No one said it was impossible to cut with a slitting saw. Many of us do things like that on a regular basis, and yes, I have slitting saws thinner than that, which I use in Titanium. IIRC, what people said was impossible was cutting it with an endmill, and doing it in small quantities for cheaper than what you can buy it for.
Lets be honest here, that is quite amazing since everyone originally said it was impossible lol :ROFLMAO:.
Nobody said it was impossible. Nobody but you is amazed. They said what YOU wanted to do - use an end mill in a $50 homemade pos - was impossible. People described several different ways to accomplish this job, without hauling their dick out and stroking it.
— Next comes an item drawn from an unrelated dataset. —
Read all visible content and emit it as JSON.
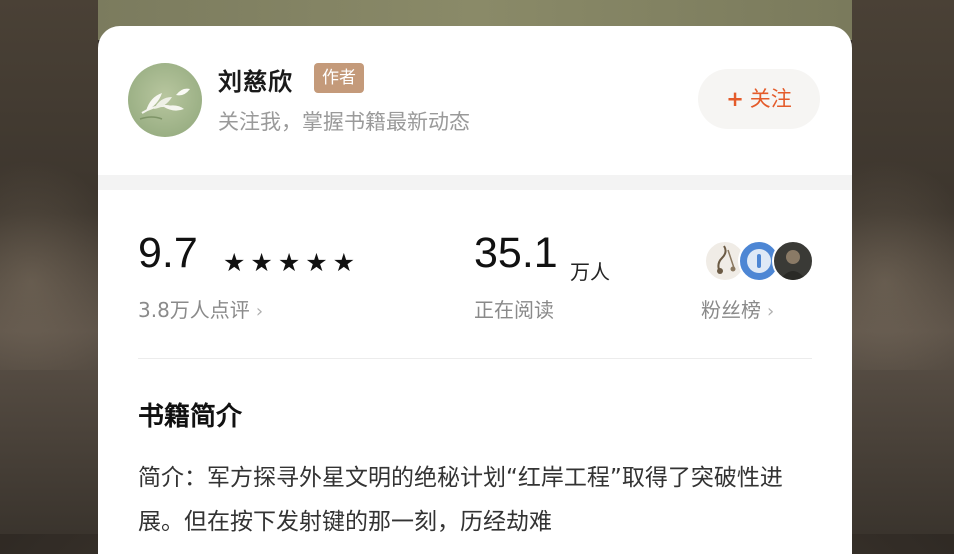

If you just put "circle jerk" in the title there would not have been as much confusion.
Hi rajhlinux:
A detail you may wish to consider:
Some grades of copper are much easier to cut than others.
Probably the best is C145 tellurium copper (Telco) which is considered to be "free machining".
You can buy it from McMaster Carr.

Since you are already corresponding with that German machinist, you should ask him what grade of copper he is using.
If it's indeed Telco, then there's no real magic there...if, on the other hand he's using C101 or C 110, then call me officially impressed.
BTW, the thermal and electrical conductivity of Telco is not quite as good as C101, but it's pretty darn close.
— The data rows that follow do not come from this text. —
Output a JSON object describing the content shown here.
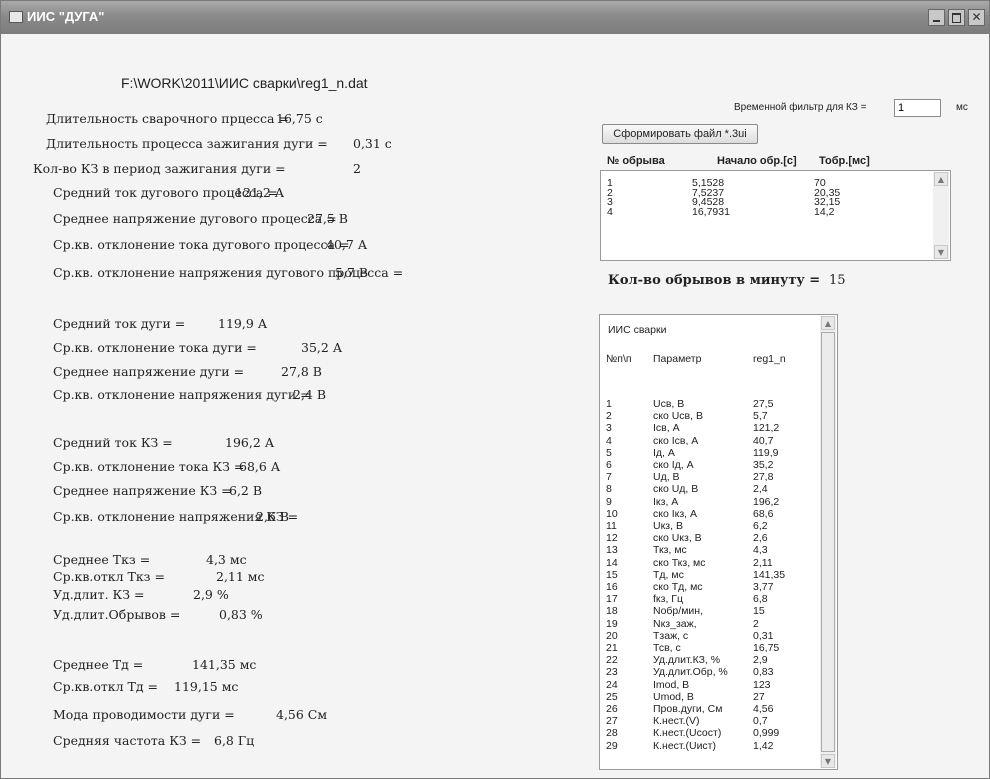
{
  "window": {
    "title": "ИИС \"ДУГА\""
  },
  "file_path": "F:\\WORK\\2011\\ИИС сварки\\reg1_n.dat",
  "stats": [
    {
      "label": "Длительность сварочного прцесса =",
      "value": "16,75 с"
    },
    {
      "label": "Длительность процесса зажигания дуги =",
      "value": "0,31 с"
    },
    {
      "label": "Кол-во КЗ в период зажигания дуги =",
      "value": "2"
    },
    {
      "label": "Средний ток дугового процесса =",
      "value": "121,2 А"
    },
    {
      "label": "Среднее напряжение дугового процесса =",
      "value": "27,5 В"
    },
    {
      "label": "Ср.кв. отклонение тока дугового процесса =",
      "value": "40,7 А"
    },
    {
      "label": "Ср.кв. отклонение напряжения дугового процесса =",
      "value": "5,7 В"
    },
    {
      "label": "Средний ток дуги =",
      "value": "119,9 А"
    },
    {
      "label": "Ср.кв.  отклонение тока дуги =",
      "value": "35,2 А"
    },
    {
      "label": "Среднее напряжение дуги =",
      "value": "27,8 В"
    },
    {
      "label": "Ср.кв. отклонение напряжения дуги =",
      "value": "2,4 В"
    },
    {
      "label": "Средний ток КЗ =",
      "value": "196,2 А"
    },
    {
      "label": "Ср.кв. отклонение тока КЗ =",
      "value": "68,6 А"
    },
    {
      "label": "Среднее напряжение КЗ =",
      "value": "6,2 В"
    },
    {
      "label": "Ср.кв. отклонение напряжения КЗ =",
      "value": "2,6 В"
    },
    {
      "label": "Среднее Ткз =",
      "value": "4,3  мс"
    },
    {
      "label": "Ср.кв.откл Ткз =",
      "value": "2,11  мс"
    },
    {
      "label": "Уд.длит. КЗ =",
      "value": "2,9 %"
    },
    {
      "label": "Уд.длит.Обрывов =",
      "value": "0,83 %"
    },
    {
      "label": "Среднее Тд =",
      "value": "141,35  мс"
    },
    {
      "label": "Ср.кв.откл Тд =",
      "value": "119,15  мс"
    },
    {
      "label": "Мода проводимости дуги =",
      "value": "4,56   См"
    },
    {
      "label": "Средняя частота КЗ =",
      "value": "6,8 Гц"
    }
  ],
  "filter": {
    "label": "Временной фильтр для КЗ =",
    "value": "1",
    "unit": "мс"
  },
  "generate_button": "Сформировать файл *.3ui",
  "breaks": {
    "headers": [
      "№ обрыва",
      "Начало обр.[с]",
      "Тобр.[мс]"
    ],
    "rows": [
      [
        "1",
        "5,1528",
        "70"
      ],
      [
        "2",
        "7,5237",
        "20,35"
      ],
      [
        "3",
        "9,4528",
        "32,15"
      ],
      [
        "4",
        "16,7931",
        "14,2"
      ]
    ]
  },
  "breaks_per_minute": {
    "label": "Кол-во обрывов в минуту =",
    "value": "15"
  },
  "params": {
    "title": "ИИС сварки",
    "headers": [
      "№п\\п",
      "Параметр",
      "reg1_n"
    ],
    "rows": [
      [
        "1",
        "Uсв, В",
        "27,5"
      ],
      [
        "2",
        "ско Uсв, В",
        "5,7"
      ],
      [
        "3",
        "Iсв, А",
        "121,2"
      ],
      [
        "4",
        "ско Iсв, А",
        "40,7"
      ],
      [
        "5",
        "Iд, А",
        "119,9"
      ],
      [
        "6",
        "ско Iд, А",
        "35,2"
      ],
      [
        "7",
        "Uд, В",
        "27,8"
      ],
      [
        "8",
        "ско Uд, В",
        "2,4"
      ],
      [
        "9",
        "Iкз, А",
        "196,2"
      ],
      [
        "10",
        "ско Iкз, А",
        "68,6"
      ],
      [
        "11",
        "Uкз, В",
        "6,2"
      ],
      [
        "12",
        "ско Uкз, В",
        "2,6"
      ],
      [
        "13",
        "Ткз, мс",
        "4,3"
      ],
      [
        "14",
        "ско Ткз, мс",
        "2,11"
      ],
      [
        "15",
        "Тд, мс",
        "141,35"
      ],
      [
        "16",
        "ско Тд, мс",
        "3,77"
      ],
      [
        "17",
        "fкз, Гц",
        "6,8"
      ],
      [
        "18",
        "Nобр/мин,",
        "15"
      ],
      [
        "19",
        "Nкз_заж,",
        "2"
      ],
      [
        "20",
        "Тзаж, с",
        "0,31"
      ],
      [
        "21",
        "Тсв, с",
        "16,75"
      ],
      [
        "22",
        "Уд.длит.КЗ, %",
        "2,9"
      ],
      [
        "23",
        "Уд.длит.Обр, %",
        "0,83"
      ],
      [
        "24",
        "Imod, В",
        "123"
      ],
      [
        "25",
        "Umod, В",
        "27"
      ],
      [
        "26",
        "Пров.дуги, См",
        "4,56"
      ],
      [
        "27",
        "К.нест.(V)",
        "0,7"
      ],
      [
        "28",
        "К.нест.(Uсост)",
        "0,999"
      ],
      [
        "29",
        "К.нест.(Uист)",
        "1,42"
      ]
    ]
  }
}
Not overwhelmed with the design. Liquid cooling you want the liquid to slow down and wander, the square/grid is current and eddys, nothing between.
How do you get patent on that heat sink design? Digikey has hundreds to choose from similar.
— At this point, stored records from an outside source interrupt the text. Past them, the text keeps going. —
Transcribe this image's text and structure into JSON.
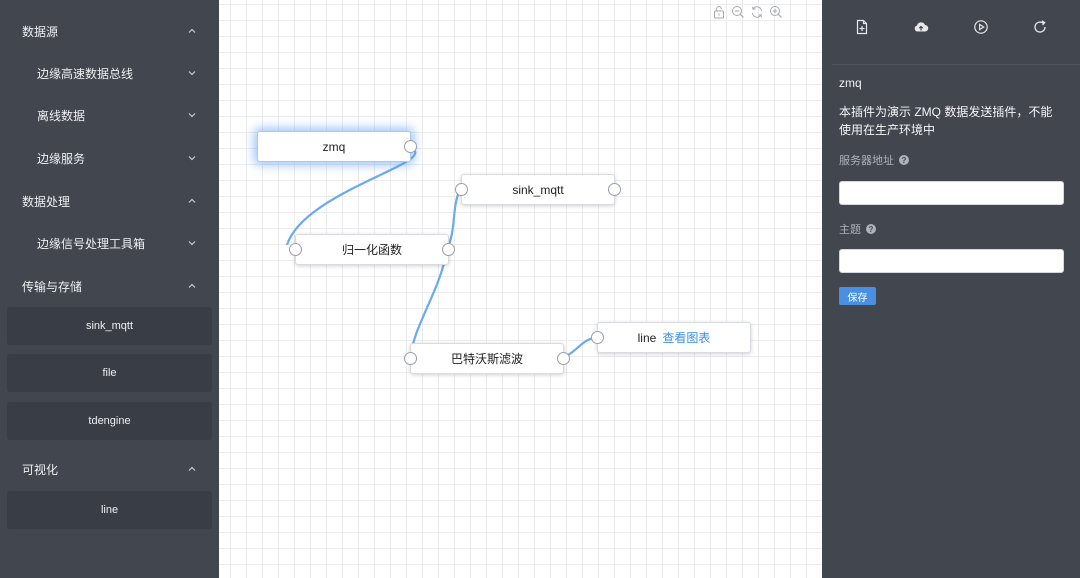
{
  "sidebar": {
    "sections": [
      {
        "label": "数据源"
      },
      {
        "label": "数据处理"
      },
      {
        "label": "传输与存储"
      },
      {
        "label": "可视化"
      }
    ],
    "subsections": [
      {
        "label": "边缘高速数据总线"
      },
      {
        "label": "离线数据"
      },
      {
        "label": "边缘服务"
      },
      {
        "label": "边缘信号处理工具箱"
      }
    ],
    "plugins": [
      {
        "label": "sink_mqtt"
      },
      {
        "label": "file"
      },
      {
        "label": "tdengine"
      },
      {
        "label": "line"
      }
    ]
  },
  "canvas": {
    "toolbar_icons": [
      "unlock-icon",
      "zoom-out-icon",
      "refresh-icon",
      "zoom-in-icon"
    ],
    "nodes": [
      {
        "label": "zmq",
        "selected": true
      },
      {
        "label": "sink_mqtt"
      },
      {
        "label": "归一化函数"
      },
      {
        "label": "巴特沃斯滤波"
      },
      {
        "label": "line",
        "link": "查看图表"
      }
    ],
    "edges": [
      {
        "from": "zmq",
        "to": "归一化函数"
      },
      {
        "from": "归一化函数",
        "to": "sink_mqtt"
      },
      {
        "from": "归一化函数",
        "to": "巴特沃斯滤波"
      },
      {
        "from": "巴特沃斯滤波",
        "to": "line"
      }
    ],
    "edge_color": "#6aaaf0"
  },
  "panel": {
    "toolbar_icons": [
      "new-file-icon",
      "upload-cloud-icon",
      "run-icon",
      "reload-icon"
    ],
    "title": "zmq",
    "description": "本插件为演示 ZMQ 数据发送插件，不能使用在生产环境中",
    "fields": [
      {
        "label": "服务器地址",
        "value": "",
        "placeholder": ""
      },
      {
        "label": "主题",
        "value": "",
        "placeholder": ""
      }
    ],
    "save_label": "保存",
    "accent_color": "#4a90e2"
  }
}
Show me a spiral and wave to increase waters time over greatest area of copper.
I was recently reading some papers on heatsink design (I wanted a passive cooler for a project). There is quite a lot of research out there on this stuff and the gaps/heights are not that obvious. There are a few calculators to design optimised cooling for various designs and some of those are free. Some of the factors are totally unrelated to the fins themselves as well. Interesting stuff. Just google a bit for the various papers (lots are referencing air transfer, but I think you can extrapolate to liquid cooling as well as it's a parameter)
Use a diamond and this laser to cut it with:

j/k that laser is truly kick a** for all sorts of things. Four-inch cut depth without taper—also, no heat damage.
Hi All:
I understand the desire to help the OP to the best outcome we can, and part of that is to offer him design alternatives to the decisions he's made.
But what he's hoping for is advice on making the design he's already chosen, not to find the best possible design.

A corollary to that is that we are invoking processes he couldn't possibly get near for the capital he hopes to spend.

So if we get back to what the OP intends:
We've decided a slitting saw is going to work better than an endmill for what he's trying to make.
I've invoked the possibility of picking an alloy that's easiest to machine.
We've decided how this thing should be fixtured...standing up on a plate.
The OP has found someone who's shown it is possible on a cheapo crap machine, so that's put to bed too.

How much or little money he's going to make, how ideal the design is or not, how elaborate his fixturing has to be to make a million a month...it's all kinda irrelevant for this conversation IMO.


Hi All:
I understand the desire to help the OP to the best outcome we can, and part of that is to offer him design alternatives to the decisions he's made.
But what he's hoping for is advice on making the design he's already chosen, not to find the best possible design.
How do you know the OP isn't a woman, never intends to make anything and just wants us to listen to her problems without judgement?